MCP client (agent)  --tool calls-->  KiCad MCP Pro
                                       |  |  |
        argv list (no shell) ---------+  |  +--- file I/O (workspace-confined)
        kicad-cli subprocess             |
                                         +--- KiCad IPC (kipy) to a running KiCad
  • The MCP client is not automatically trusted. Tool arguments (paths, names, net specs) are attacker-controllable. Use the smallest practical profile and the least-privileged operating mode.
  • The active project directory is the trusted I/O scope. Reads/writes are confined to it (or the configured workspace root).
  • kicad-cli and the KiCad IPC endpoint are trusted local components, configured by the operator (KICAD_MCP_KICAD_CLI, socket env). Whoever sets those env vars is in the trust base.
  • HTTP/bridge transports are off by default and local-only unless explicitly exposed.

Surfaces, controls, and verification

1. kicad-cli subprocess (command/argument injection)

  • Threat: a tool argument (an output path, layer, variant, or net name) is interpreted as a shell command or an injected CLI flag.
  • Control: the server never invokes a shell. Every kicad-cli call is subprocess.run([binary, *args], shell=False) with the operator-configured binary, so arguments are passed as discrete argv elements and are never shell-interpreted. There is no os.system, os.popen, subprocess.getoutput, or shell=True anywhere in src/.
  • Verification: tests/unit/test_security_controls.py::test_no_shell_execution_anywhere_in_src scans the whole source tree, and ::test_kicad_cli_is_invoked_as_argv_list asserts an injection-looking argument ("; rm -rf /") reaches the CLI as a single literal argv element with shell=False.

2. Path traversal

  • Threat: a client supplies ../../etc/passwd or an absolute/UNC path to read or write outside the project.
  • Control: path_safety.resolve_under / config.resolve_within_project resolve every path under the project root and raise UnsafePathError if it escapes; relative_subpath rejects absolute paths and .. for output subdirectories; reject_foreign_windows_path blocks Windows drive/UNC paths on POSIX hosts.
  • Verification: tests/unit/test_security_controls.py (traversal/absolute rejection) and the broader tests/unit/test_path_safety.py corpus (UNC, symlinks, spaces/unicode, long paths).

3. HTTP transport (auth, CORS, origin)

  • Threat: a local web page or a leaked token drives the tool surface over HTTP.
  • Control: Streamable HTTP is opt-in. When enabled, _DashboardAuthMiddleware enforces the optional bearer token (_StaticTokenVerifier, required_scopes=["mcp"]), _OriginValidationMiddleware checks the Origin, and CORSMiddleware restricts origins to the configured allow-list. The legacy HTTP+SSE routes are disabled by default.
  • Verification: web-route and server-startup tests under tests/unit/ exercise the auth/CORS/origin paths; transport contract is checked by test_mcp_protocol_contract.py.

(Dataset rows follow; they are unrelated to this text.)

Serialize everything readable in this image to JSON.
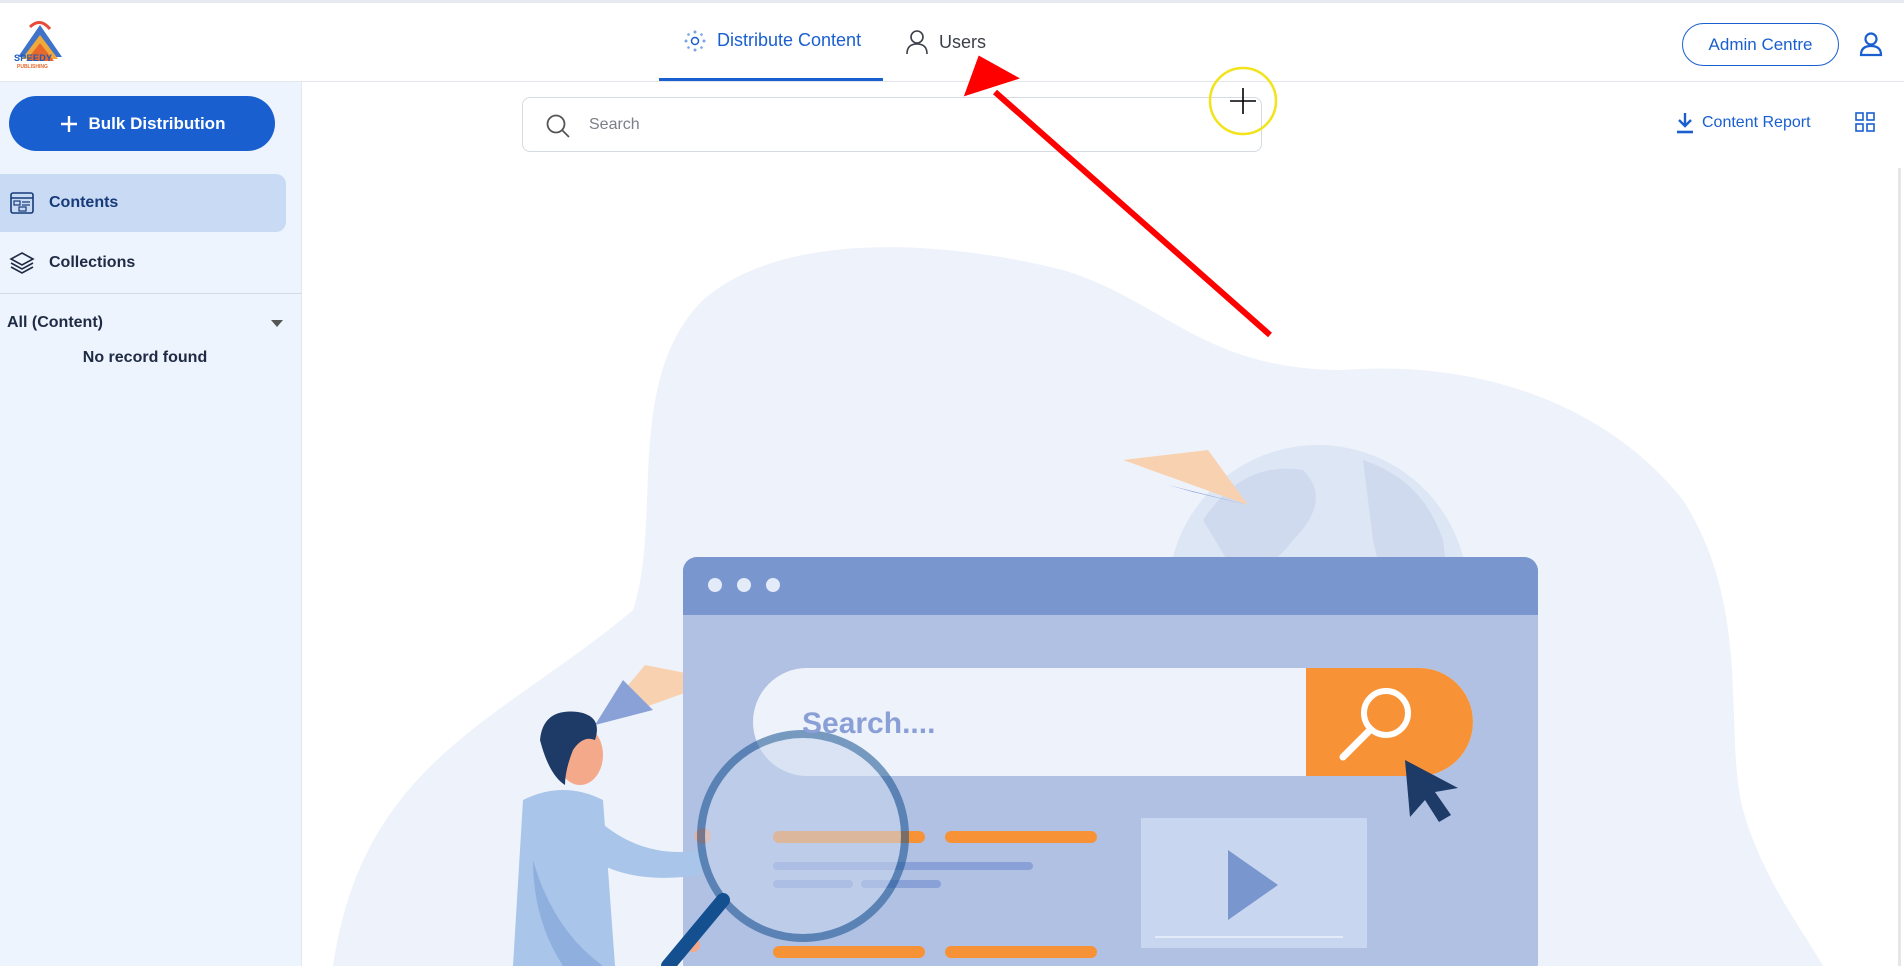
{
  "brand": {
    "logo_text": "SPEEDY",
    "logo_subtext": "PUBLISHING"
  },
  "nav": {
    "tabs": [
      {
        "label": "Distribute Content",
        "icon": "network-icon",
        "active": true
      },
      {
        "label": "Users",
        "icon": "user-icon",
        "active": false
      }
    ],
    "admin_label": "Admin Centre",
    "account_icon": "account-icon"
  },
  "sidebar": {
    "bulk_label": "Bulk Distribution",
    "items": [
      {
        "label": "Contents",
        "icon": "contents-icon",
        "active": true
      },
      {
        "label": "Collections",
        "icon": "layers-icon",
        "active": false
      }
    ],
    "filter_label": "All (Content)",
    "empty_text": "No record found"
  },
  "toolbar": {
    "search_placeholder": "Search",
    "report_label": "Content Report",
    "view_icon": "grid-view-icon"
  },
  "illustration": {
    "search_text": "Search...."
  },
  "colors": {
    "accent": "#1a5fd0",
    "sidebar_bg": "#edf4fd",
    "sidebar_active": "#c9dbf4",
    "annotation_arrow": "#ff0000",
    "cursor_ring": "#f2e31b",
    "illustration_orange": "#f79336"
  }
}
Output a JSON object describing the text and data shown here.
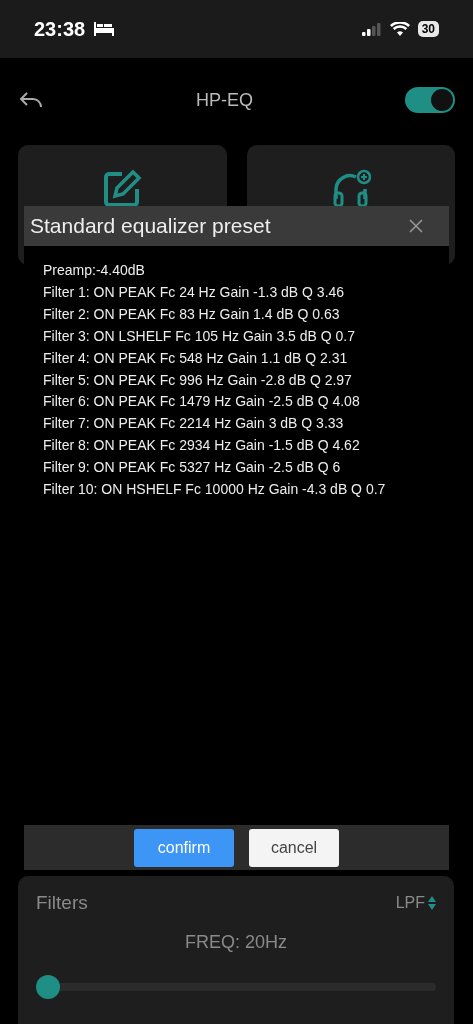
{
  "status_bar": {
    "time": "23:38",
    "battery": "30"
  },
  "header": {
    "title": "HP-EQ",
    "toggle_on": true
  },
  "dialog": {
    "title": "Standard equalizer preset",
    "lines": [
      "Preamp:-4.40dB",
      "Filter 1: ON PEAK Fc 24 Hz Gain -1.3 dB Q 3.46",
      "Filter 2: ON PEAK Fc 83 Hz Gain 1.4 dB Q 0.63",
      "Filter 3: ON LSHELF Fc 105 Hz Gain 3.5 dB Q 0.7",
      "Filter 4: ON PEAK Fc 548 Hz Gain 1.1 dB Q 2.31",
      "Filter 5: ON PEAK Fc 996 Hz Gain -2.8 dB Q 2.97",
      "Filter 6: ON PEAK Fc 1479 Hz Gain -2.5 dB Q 4.08",
      "Filter 7: ON PEAK Fc 2214 Hz Gain 3 dB Q 3.33",
      "Filter 8: ON PEAK Fc 2934 Hz Gain -1.5 dB Q 4.62",
      "Filter 9: ON PEAK Fc 5327 Hz Gain -2.5 dB Q 6",
      "Filter 10: ON HSHELF Fc 10000 Hz Gain -4.3 dB Q 0.7"
    ],
    "buttons": [
      {
        "label": "confirm",
        "kind": "primary"
      },
      {
        "label": "cancel",
        "kind": "secondary"
      }
    ]
  },
  "filters": {
    "title": "Filters",
    "type": "LPF",
    "freq_label": "FREQ: 20Hz",
    "level": 0
  }
}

4. Bridge daemon (remote pairing)

  • Threat: an attacker brute-forces the bridge pairing code or floods the daemon.
  • Control: the bridge is opt-in, binds locally, and requires a per-session pairing code (secrets.token_hex). Inbound messages are now rate-limited by a token bucket (TokenBucket in bridge.py): a general per-daemon budget blunts floods, and a much stricter pairing budget (small burst, then one attempt every five seconds) makes brute-forcing the 24-bit code infeasible. Exceeding either budget returns a JSON-RPC rate-limit error (-32004) without doing any work. Covered by tests/unit/test_bridge_rate_limit.py.
  • Residual risk: the pairing code is still short (24-bit). Rate-limiting makes online brute force impractical, but use a longer explicit --code and do not expose the bridge port to untrusted networks until a longer default code ships.

Supply chain and release integrity

  • Dependabot/Renovate, CodeQL, Gitleaks, Trivy, Hadolint, Bandit, and pip-audit cover the main automated scan layers.
  • Release artifacts are built by GitHub Actions and accompanied by an SBOM, Sigstore signatures, checksums, and GitHub artifact attestations, so an artifact is traceable to its source and workflow.

Reporting

Report vulnerabilities privately through GitHub Security Advisories.